As is often the case in matters of inheritance, the tax rules overlap with the civil rules, which complicates the situation somewhat.

On the death of the holder, the sums accumulated on a life insurance contract may in fact be subject to two types of tax deductions. (see our article on inheritance tax and life insurance).

Classic inheritance tax

Inheritance tax only applies to sums paid by the holder after the age of 70 (and not to interest) on contracts opened after November 20, 1991. And only after an allowance of 30,500 euros, distributed among all beneficiaries.

In this case, when the beneficiary clause is dismembered, the inheritance tax is paid both by the usufructuary and the bare owner in proportion to their respective rights. The respective shares of the usufructuary and bare owners are assessed with the administrative scale and therefore depend on the age of the usufructuary.

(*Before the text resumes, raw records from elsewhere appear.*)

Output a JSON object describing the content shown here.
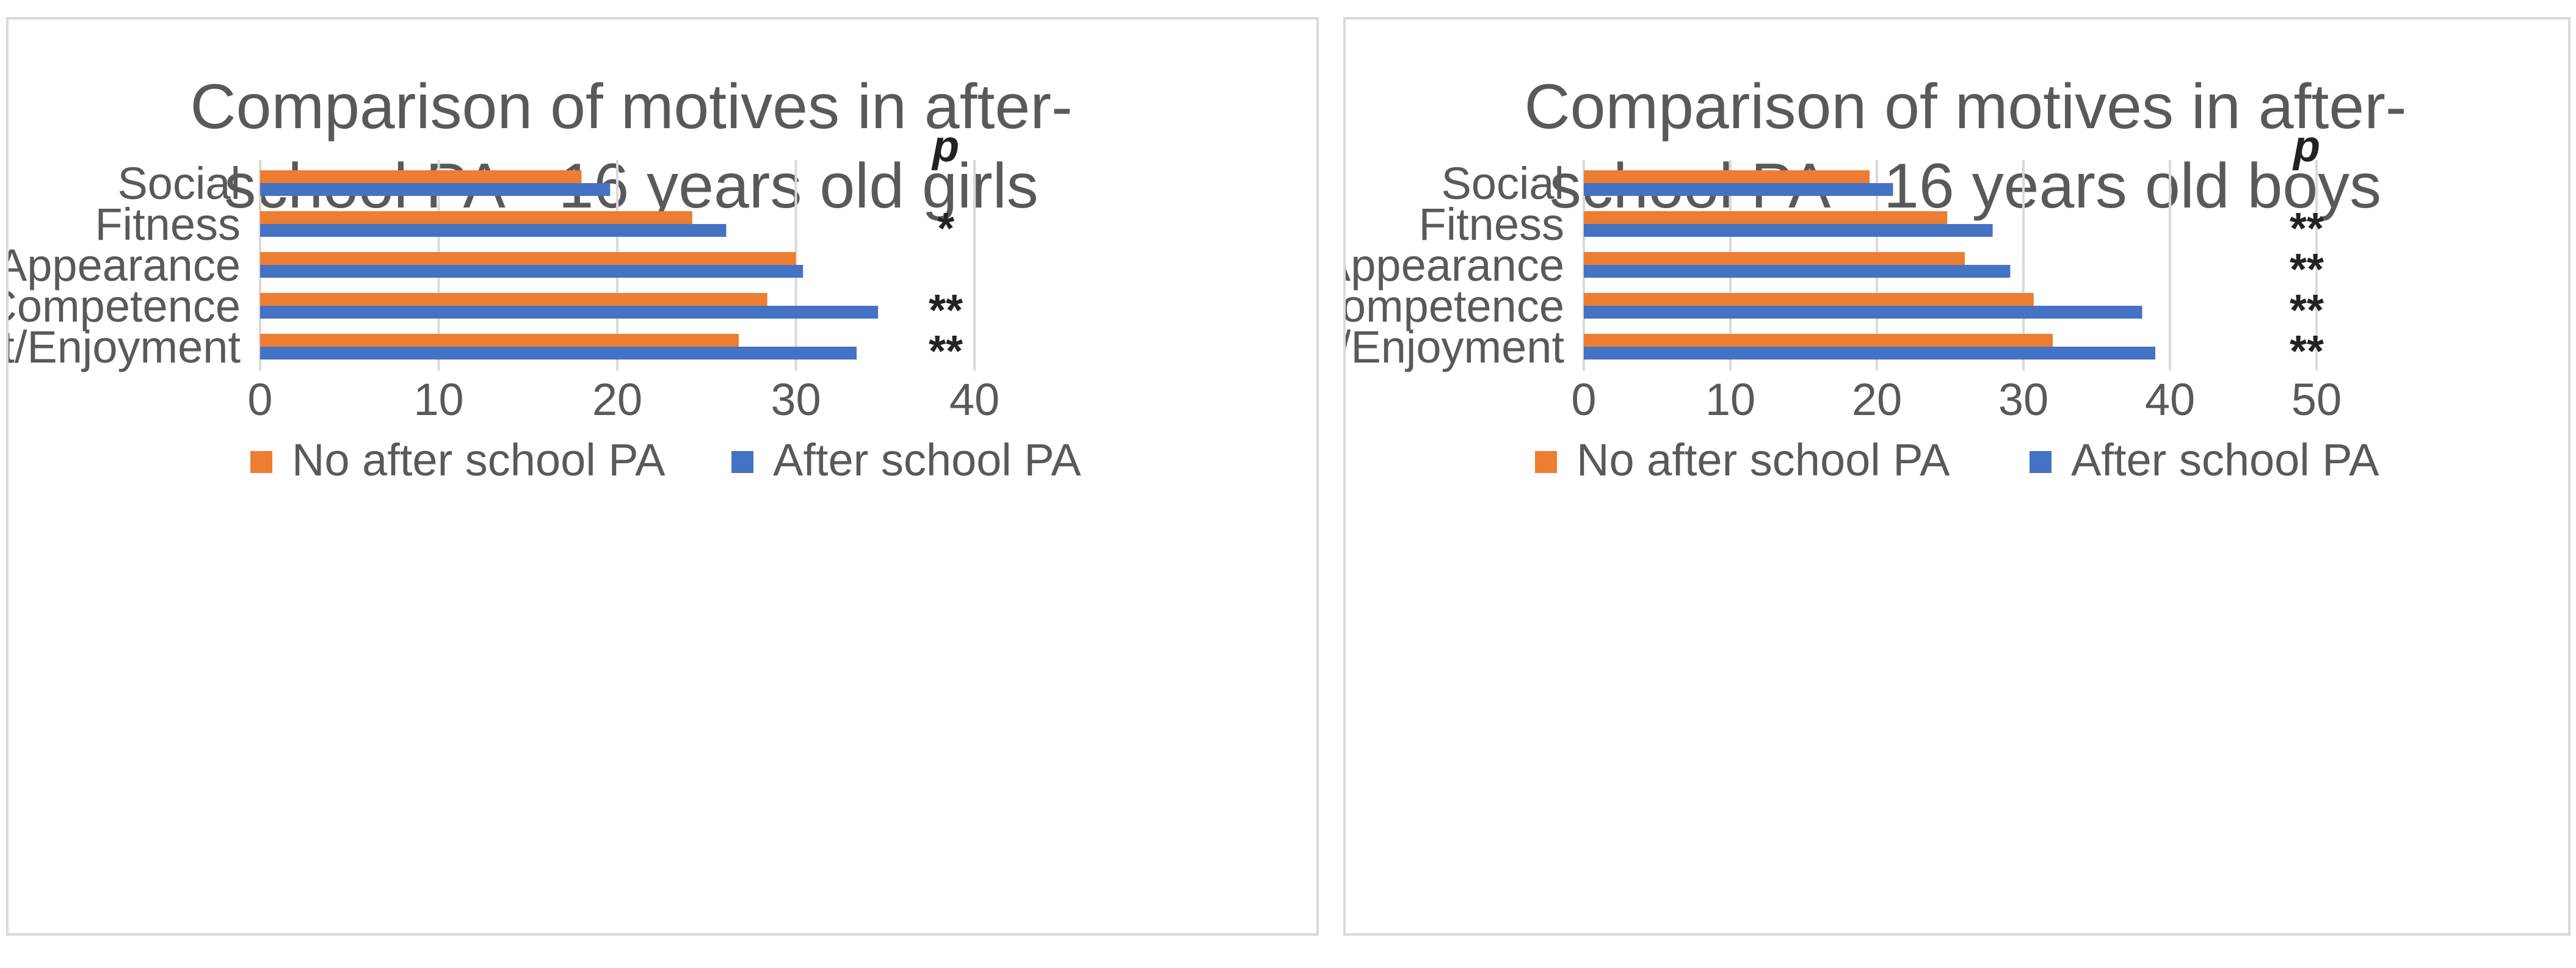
{
  "chart_data": [
    {
      "type": "bar",
      "orientation": "horizontal",
      "title_lines": [
        "Comparison of motives in after-",
        "school PA - 16 years old girls"
      ],
      "categories": [
        "Social",
        "Fitness",
        "Appearance",
        "Competence",
        "Interest/Enjoyment"
      ],
      "series": [
        {
          "name": "No after school PA",
          "color": "#ed7d31",
          "values": [
            18.0,
            24.2,
            30.0,
            28.4,
            26.8
          ]
        },
        {
          "name": "After school PA",
          "color": "#4472c4",
          "values": [
            19.6,
            26.1,
            30.4,
            34.6,
            33.4
          ]
        }
      ],
      "significance_header": "p",
      "significance": [
        "",
        "*",
        "",
        "**",
        "**"
      ],
      "xlim": [
        0,
        40
      ],
      "xticks": [
        "0",
        "10",
        "20",
        "30",
        "40"
      ],
      "grid": true,
      "legend_position": "bottom"
    },
    {
      "type": "bar",
      "orientation": "horizontal",
      "title_lines": [
        "Comparison of motives in after-",
        "school PA - 16 years old boys"
      ],
      "categories": [
        "Social",
        "Fitness",
        "Appearance",
        "Competence",
        "Interest/Enjoyment"
      ],
      "series": [
        {
          "name": "No after school PA",
          "color": "#ed7d31",
          "values": [
            19.5,
            24.8,
            26.0,
            30.7,
            32.0
          ]
        },
        {
          "name": "After school PA",
          "color": "#4472c4",
          "values": [
            21.1,
            27.9,
            29.1,
            38.1,
            39.0
          ]
        }
      ],
      "significance_header": "p",
      "significance": [
        "",
        "**",
        "**",
        "**",
        "**"
      ],
      "xlim": [
        0,
        50
      ],
      "xticks": [
        "0",
        "10",
        "20",
        "30",
        "40",
        "50"
      ],
      "grid": true,
      "legend_position": "bottom"
    }
  ]
}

In the example above, when Mr. Martin dies, Ms. Martin and the children will therefore pay inheritance tax based on Ms. Martin's age. This will not prevent the children from recovering all of the capital duty-free, as in any dismembered inheritance … By specifying in passing that Ms. Martin will not pay any rights since the surviving spouses are exempt from the “tax package Sarkozy “.

Flat-rate withdrawals

Another tax system applies to sums paid (and interest produced) on contracts signed before November 20, 1991.

The same system applies to premiums paid before the age of 70 and after October 13, 1998 on contracts opened after November 20, 1991.

Principle of this system: the application of flat-rate deductions, after application of an allowance of 152,500 euros per beneficiary, beyond a certain amount.

In this case, in the event of dismemberment of the beneficiary clause, the tax administration considers that the usufructuary and the bare owner are both liable for the lump sum deductions provided for in proportion to their share of the capital paid by the insurer. , calculated according to the administrative scale of usufruct, the allowance being distributed equally on a pro rata basis.

With this clarification that if the usufructuary is the surviving spouse, he will not pay this levy.